Забереги (Савеличев) - страница 47

Аверкий с Капой, котлом, железной печкой и связкой горбылей пошел передом на лучшей лошади, за ним Коля-Кавалерия на любимом им меринке, остальные женщины и ребята-возчики завалились кто куда на сено — поскрипели-поехали в пять саней.

Ехали вначале на Бесин увал, а потом круто свернули в обход подтопленной морем, длиннющей затони, чтобы на той ее стороне выйти на большак. Каждый ручей, впадавший прежде в Шексну, образовал такую затонь, а реки побольше на многие километры втянули в свои прибрежные лога морскую воду — и посуху не перейти, и по тонкому ледку не проехать. А подпруженная Ольховка-река прошла лукой чуть не до Мологи, тоже ставшей морем, и провела воду почти насквозь через все Забережье. За сутки не объедешь, если кружить. В узком месте еще мужиками была посажена на колья кладь, чтобы прямо выходить на большак, а как же с лошадьми?.. В этих разнотолках Алексеихе удалось погреть свой голос, но Аверкий заверил: пройдем. Его везде черти носили: промышлял птицу да и лосят постреливал. Ясное дело, бывал и там. Алексеихе пришлось смириться, довериться Аверкию.

Снег тонкий, не помеха саням. А передом шел оставленный на развод жеребец — Аверкию хотелось покрасоваться. С его дровней заносило ветром в конец обоза повизгиванье Капы-Белихи, словно ее щекотали на морозе, и Алексеиха вытянула жилистую шею:

— Кой леший вытворяют там?

— А то и вытворяют! — в тон ей усмехнулась Домна. — Тебе-то что? Лучше скажи — зачем Спирин приезжал?

— А то не знаешь? Телефон новый привез.

— Да откуда мне знать? Телефон дак телефон.

— Ой, Домна! Смотри, Домна! Допрыгаешься. Может, и Спирина заодно бы побила, а?

Домна не ответила: что было отвечать? И Алексеиха больше таких вопросов не задавала. Самой тошно спрашивать…

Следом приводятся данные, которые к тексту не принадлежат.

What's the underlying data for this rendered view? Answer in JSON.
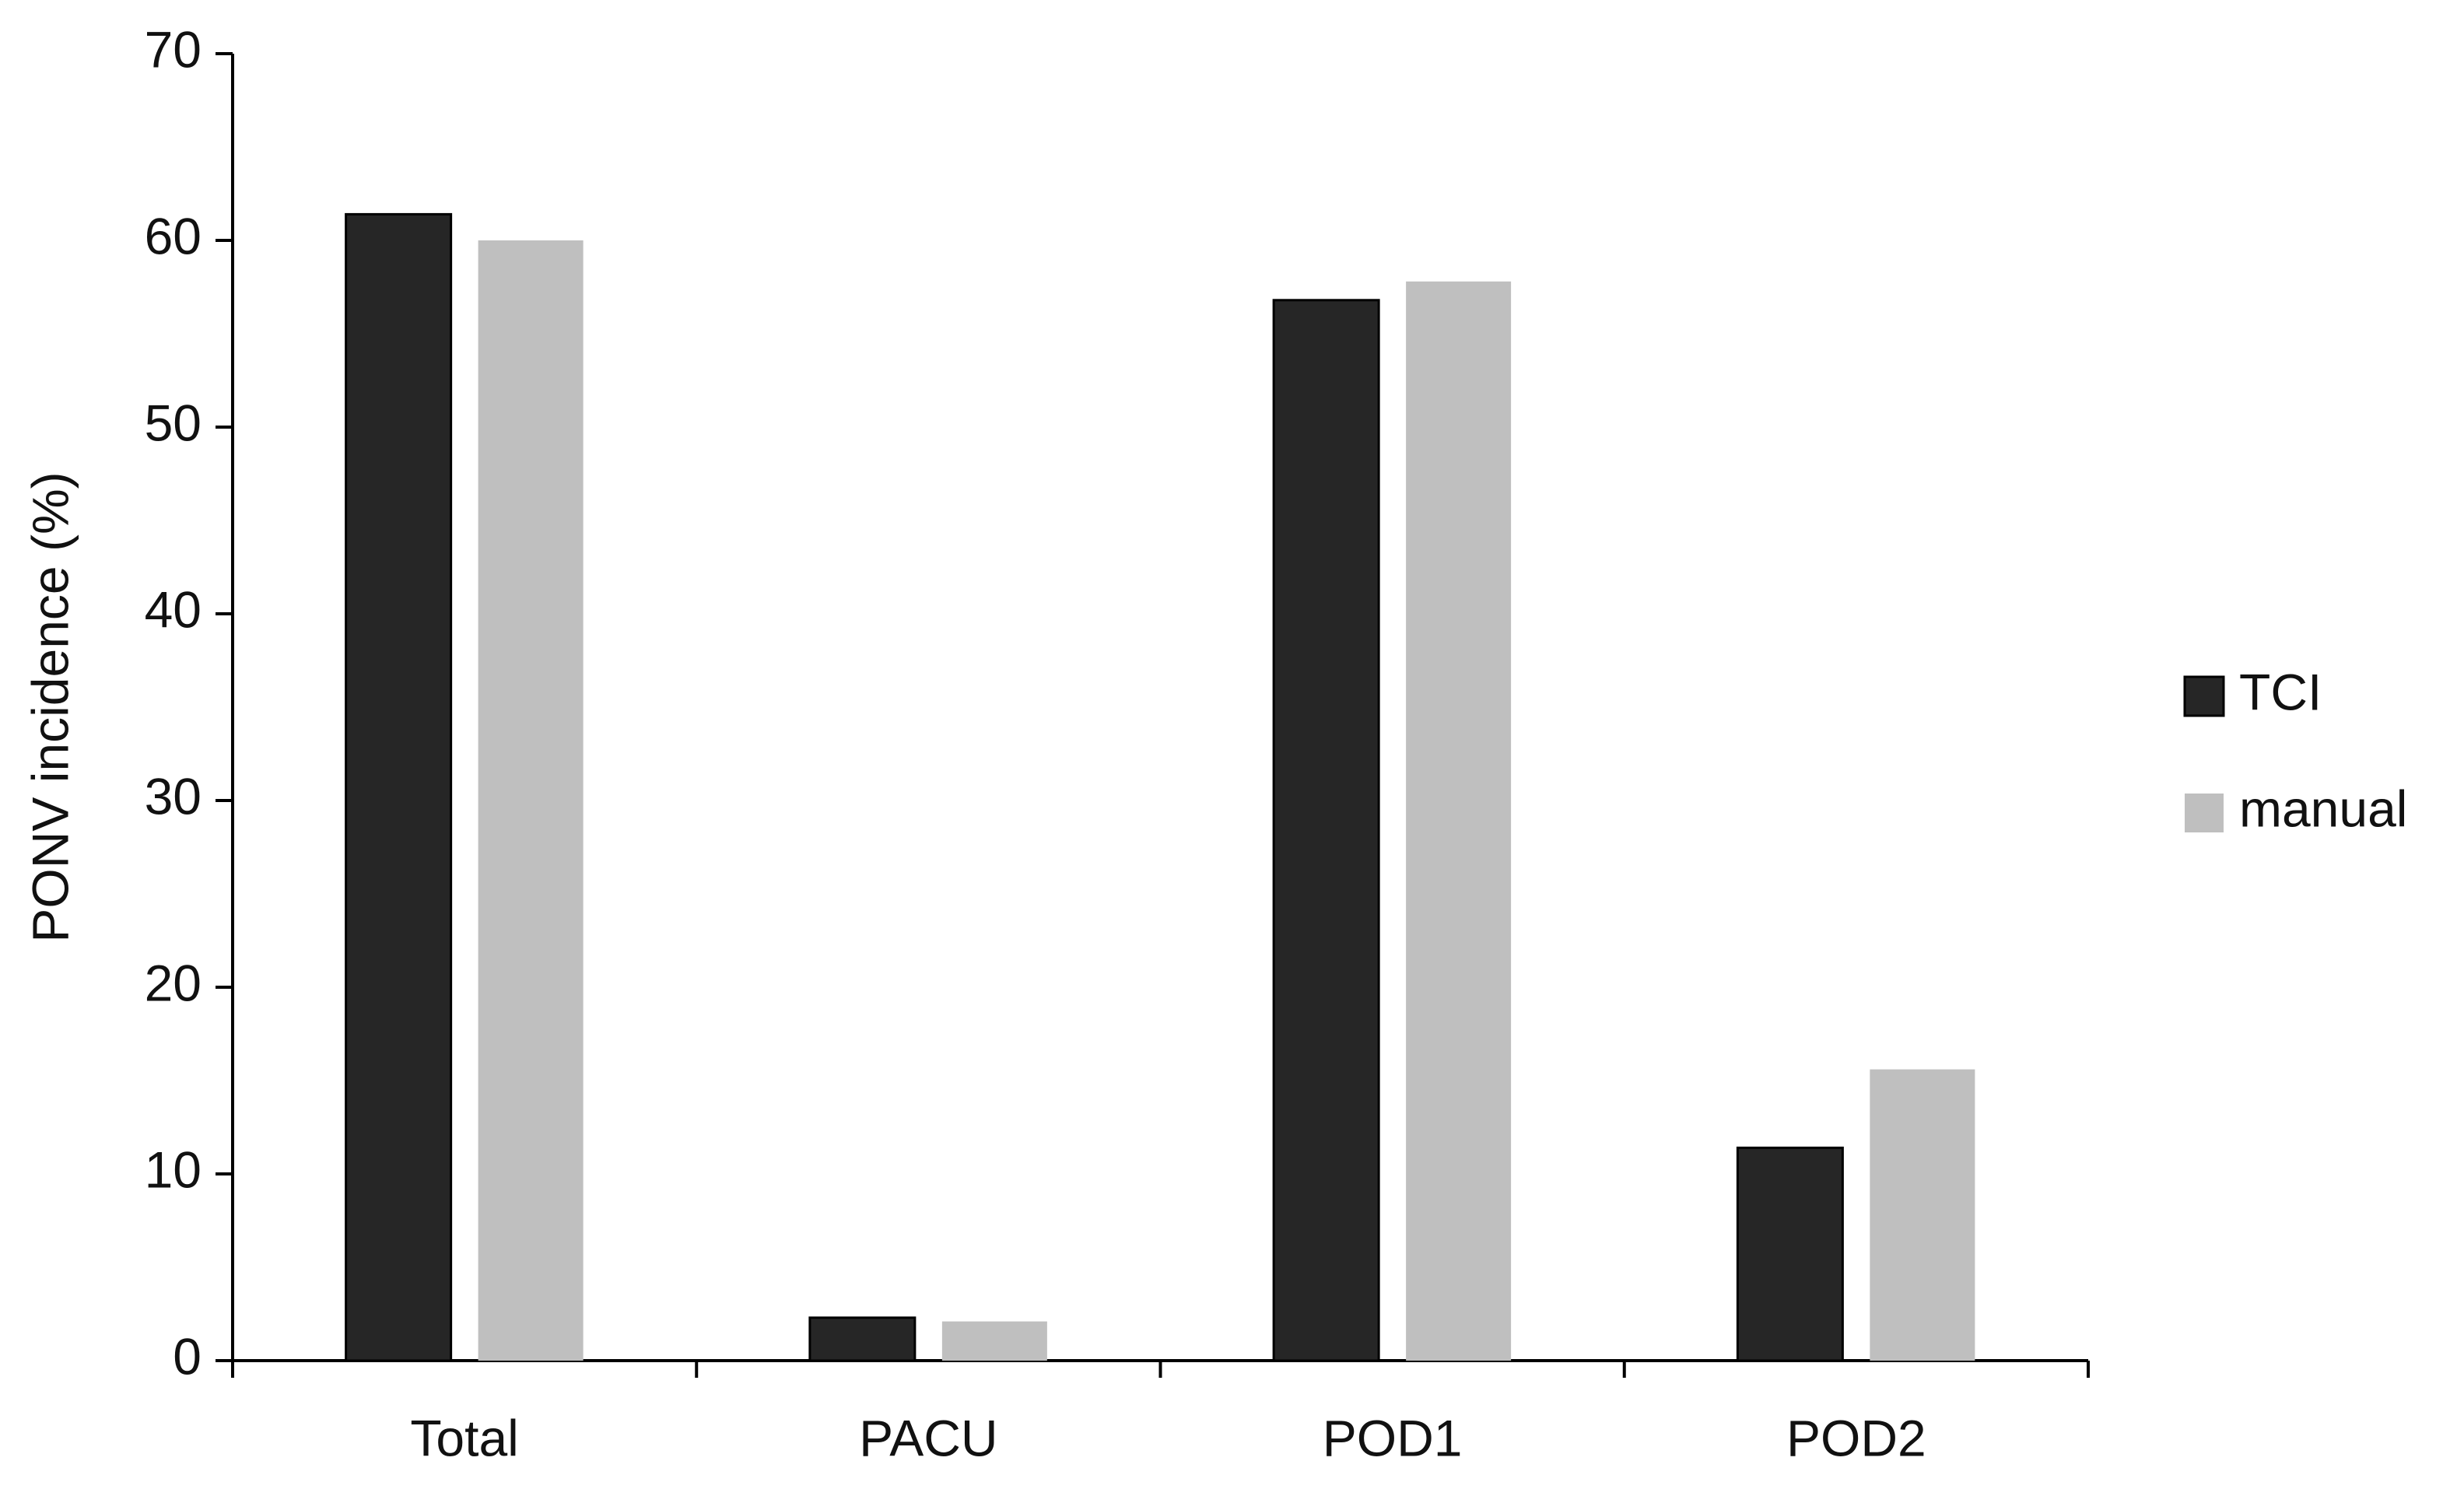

В дороге она все же держалась Домны, Домна держалась Марьяши, а сама Марьяша пасла ребят. Ростом уже высокие, но тощие, как весенние журавли, они на подъемах вышагивали по снегу, помахивали кнутами. Как ни схожи были, а все же замечалось: верховодит Митя. Брат его, Володька, не любил вылезать вперед. Он и сейчас уступил председательские сани, хотя в них-то и запрягал свою лошадь, — в последний момент Алексеихе вздумалось сесть на заднюю подводу, и Митя решил быть у нее за кучера. В конце концов, считал он, гонцом в Мяксу его Алексеиха посылала, и он привез такого важного уполномоченного. Все это заставляло его лихо сбивать шапку набок и посвистывать, подергивать вожжами, чтобы лошадь тыкалась мордой в Володины дровни. Володя сердился, Митя дразнил брата.

Было и другое его отличие — косолапость. На подъемах он не шел, а кандыбал, выворачивая на стороны и без того кривые ноги. Знатоки вроде Коли утверждали, что когда подрастет, его обязательно возьмут в кавалерию, на что Марьяша отвечала: «Молчи, старый мерин, неуж?..» Дальше страшновато и договаривать. В армию его могут взять только через два года — неужели к этому времени не утихнет все?